Ardita: ”Questione morale? Condannati per reati di mafia fuori dalla politica”
Jamil El Sadi 17 Giugno 2022
Dibatti alla CGIL di Catania tra il consigliere togato al Csm e Claudio Fava su questione morale, politica e magistratura
“La questione morale esiste da tempo – soleva ripetere Enrico Berlinguer -, ma ormai essa è diventata la questione politica prima ed essenziale perché dalla sua soluzione dipende la ripresa di fiducia nelle istituzioni, la effettiva governabilità del paese e la tenuta del regime democratico”. Ed è stata proprio la questione morale l’argomento centrale attorno al quale ieri sera al Chiostro della CGIL di Catania hanno dibattuto il consigliere togato al Csm Sebastiano Ardita e Claudio Fava, candidato alle primarie del centrosinistra e già presidente della commissione parlamentare Antimafia all’Ars.

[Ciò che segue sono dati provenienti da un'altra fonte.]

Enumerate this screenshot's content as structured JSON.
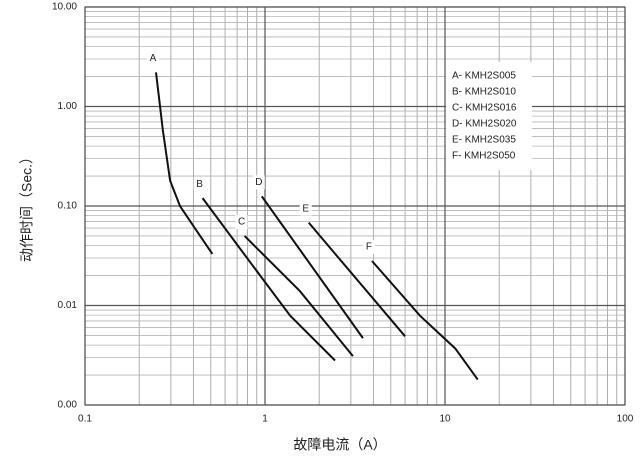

Una questione morale il cui significato “dagli altari agli archivi” – come suggeriva il titolo dell’incontro – andrebbe aggiornato, soprattutto a seguito delle elezioni che hanno reso Roberto Lagalla nuovo sindaco di Palermo.
“Si è confusa la questione morale con la questione penale, con l’idea di programmare un modello di impegno pubblico e di istituzione e poi essere adeguati a quel modello – ha detto Ardita -. La questione morale riguarda la classe dirigente di una società. La morale pubblica è tutt’altra cosa rispetto a quella privata. Non può essere confusa con una sorta di decalogo di comportamenti che si rivolgono ai cittadini”. Il consigliere togato al Csm ha poi evidenziato come dovrebbe essere premura di tutti quella di “essere capace di misurare la distanza che c’è tra il proprio dover essere nella dimensione pubblica nella quale opera e l’attività che svolge, quindi il suo essere, nella società”. Ma, come dimostrano i recenti fatti di cronaca, si tratta di un’operazione per qualcuno impossibile da compiere perché “purtroppo una parte importante del mondo pubblico, non solo la politica, non si pone questo problema di adeguatezza di se stesso al ruolo che si occupa”. E ancora: “Chi è stato riconosciuto responsabile di un reato di mafia, ad esempio, o ha favorito un’associazione mafiosa non potrebbe occuparsi in Sicilia di queste questioni. Anche perché questa regione ha vissuto una stagione di delitti eccellenti e di stragi che ancora permane e tiene in scacco molta gente – ha continuato Ardita commentando la vicenda delle recenti elezioni amministrative di Palermo in cui nella scena politica sono emersi soggetti condannati e/o arrestati, a vario titolo, per reati di mafia (Dell’Utri, Cuffaro, Polizzi e Lombardo) -. Quindi chi ha favorito coloro i quali hanno commesso le stragi non potrebbero più occuparsi di politica, ma non perché c’è una legge che lo stabilisce ma perché dovrebbe essere un richiamo alla funzione pubblica che si sta svolgendo o orientando, se si tratta di soggetti che stanno dietro le quinte e mandano avanti altri. Questo dovrebbe essere il minimo etico che riguarda soggetti che hanno una funzione pubblica, però questo non accade”.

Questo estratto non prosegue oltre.